Despite governments acting to stabilise prices and stamp out speculative investment, average prices across the region still rose by an average 1.5% year-on-year in the first three months of 2013, according to the CBRE Asia Luxury Residential Price Index
However, the report notes that the rate of price growth is slowing due to action by various governments.
The report adds, from the 13 major markets tracked, nine cities saw price increases ranging from 0.7% to 3% in that period.
There are growing concerns over the high cost of residential property in the Asia Pacific.
Big gains
Prices are rising fastest in Mumbai (3%) and New Delhi (4%), India.
Other cities also reporting big gains include Beijing (2.9%) and Shanghai (2.6%), China, while the biggest fall was seen in Vietnam’s Ho Chi Minh City with 2.2% drop.
An increase in stamp duty was one cooling measure introduced in Shanghai and Hong Kong, China, where the number of sales has slowed. House sales are also falling back in Beijing, Shenzhen and Guangzhou.
Buyers in China, Singapore, Malaysia, India and Vietnam, have all seen lending restrictions which have forced property developers to find alternative sources of funding for their projects.

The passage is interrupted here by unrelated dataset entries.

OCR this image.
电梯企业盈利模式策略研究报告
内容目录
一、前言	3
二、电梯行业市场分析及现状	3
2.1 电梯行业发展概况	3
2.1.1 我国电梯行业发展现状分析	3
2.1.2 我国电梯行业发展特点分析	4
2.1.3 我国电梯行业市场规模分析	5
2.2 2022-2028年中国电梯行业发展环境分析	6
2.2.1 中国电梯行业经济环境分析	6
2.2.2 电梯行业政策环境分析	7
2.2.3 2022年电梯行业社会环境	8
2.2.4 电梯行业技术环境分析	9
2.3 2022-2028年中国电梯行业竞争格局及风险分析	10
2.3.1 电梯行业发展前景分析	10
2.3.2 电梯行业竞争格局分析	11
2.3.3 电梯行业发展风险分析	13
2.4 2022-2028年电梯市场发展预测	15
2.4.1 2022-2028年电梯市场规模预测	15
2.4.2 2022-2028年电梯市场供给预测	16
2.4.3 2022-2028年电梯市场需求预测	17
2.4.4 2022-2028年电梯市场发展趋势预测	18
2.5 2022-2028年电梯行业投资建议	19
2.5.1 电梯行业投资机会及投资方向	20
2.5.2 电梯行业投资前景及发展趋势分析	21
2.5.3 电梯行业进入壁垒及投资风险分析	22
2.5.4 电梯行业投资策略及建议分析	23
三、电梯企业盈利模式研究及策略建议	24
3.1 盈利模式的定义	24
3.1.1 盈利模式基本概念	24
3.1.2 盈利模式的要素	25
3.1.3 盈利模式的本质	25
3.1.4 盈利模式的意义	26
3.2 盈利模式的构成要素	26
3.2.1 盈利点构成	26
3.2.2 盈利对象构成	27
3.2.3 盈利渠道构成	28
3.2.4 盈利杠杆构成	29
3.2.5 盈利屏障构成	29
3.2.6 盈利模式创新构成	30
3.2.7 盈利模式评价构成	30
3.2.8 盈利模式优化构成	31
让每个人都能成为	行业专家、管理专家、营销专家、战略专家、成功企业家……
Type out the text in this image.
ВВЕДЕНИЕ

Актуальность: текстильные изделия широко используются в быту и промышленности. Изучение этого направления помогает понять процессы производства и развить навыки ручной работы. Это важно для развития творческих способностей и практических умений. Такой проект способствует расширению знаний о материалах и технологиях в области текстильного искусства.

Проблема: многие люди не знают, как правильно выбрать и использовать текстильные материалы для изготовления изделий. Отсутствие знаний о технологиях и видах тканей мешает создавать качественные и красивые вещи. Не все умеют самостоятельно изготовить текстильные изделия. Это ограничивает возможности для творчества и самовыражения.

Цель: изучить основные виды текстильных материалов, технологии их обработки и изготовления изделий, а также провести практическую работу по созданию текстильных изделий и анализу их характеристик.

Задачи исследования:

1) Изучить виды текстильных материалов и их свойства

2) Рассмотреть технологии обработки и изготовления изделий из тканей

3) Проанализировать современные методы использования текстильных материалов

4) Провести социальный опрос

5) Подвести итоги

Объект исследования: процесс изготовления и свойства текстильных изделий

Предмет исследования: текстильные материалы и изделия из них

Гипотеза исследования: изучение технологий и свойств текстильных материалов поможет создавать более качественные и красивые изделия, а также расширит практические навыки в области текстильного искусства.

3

However, economic growth in the Asia Pacific is starting to pick up again with first quarter growth of 4.5% recorded year-on-year. This is up slightly from the 4.3% reported during 2012.
Rent rises
CBRE also compiles a luxury residential rental index which saw rents increased by 0.2% between the end of 2012 and the first quarter of 2013.
Again, there was a wide variety of winners and losers recorded in the sector with Beijing as the best performer with a 1.8% increase, quarter on quarter. The biggest loser was Mumbai, which saw an 8.8% drop in luxury property rents.

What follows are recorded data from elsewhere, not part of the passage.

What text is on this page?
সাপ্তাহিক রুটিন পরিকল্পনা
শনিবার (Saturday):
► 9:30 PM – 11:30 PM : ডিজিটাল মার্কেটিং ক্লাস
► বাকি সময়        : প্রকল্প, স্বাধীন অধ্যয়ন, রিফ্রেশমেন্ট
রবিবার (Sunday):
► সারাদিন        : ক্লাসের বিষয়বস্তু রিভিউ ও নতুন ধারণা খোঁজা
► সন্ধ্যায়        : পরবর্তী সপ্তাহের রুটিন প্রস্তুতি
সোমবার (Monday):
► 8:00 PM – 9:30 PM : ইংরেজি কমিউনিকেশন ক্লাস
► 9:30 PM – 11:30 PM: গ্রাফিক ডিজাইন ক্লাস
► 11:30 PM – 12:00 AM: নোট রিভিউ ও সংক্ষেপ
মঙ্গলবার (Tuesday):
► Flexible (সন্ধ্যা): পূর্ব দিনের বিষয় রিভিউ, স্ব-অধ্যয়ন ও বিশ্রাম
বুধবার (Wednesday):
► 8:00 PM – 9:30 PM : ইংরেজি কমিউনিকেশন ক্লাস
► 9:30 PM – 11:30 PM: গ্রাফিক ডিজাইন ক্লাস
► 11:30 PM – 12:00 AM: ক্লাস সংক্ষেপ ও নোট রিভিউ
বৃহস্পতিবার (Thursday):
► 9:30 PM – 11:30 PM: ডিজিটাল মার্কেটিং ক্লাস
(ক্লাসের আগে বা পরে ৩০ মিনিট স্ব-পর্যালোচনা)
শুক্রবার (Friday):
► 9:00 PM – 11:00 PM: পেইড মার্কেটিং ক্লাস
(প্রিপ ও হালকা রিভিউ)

A CBRE spokesman said: “Demand from long-term investors will remain firm in the coming months but the cooling measures taking place in many markets are beginning to dampen buyer sentiment.
“Overall, prices in the luxury property market look set to hold steady or ease slightly this year.”
He explained the rental market for luxury homes is expected to remain subdued this year as multinational companies increasingly look to control costs and limit the number of expat postings – forcing rents down in many cities.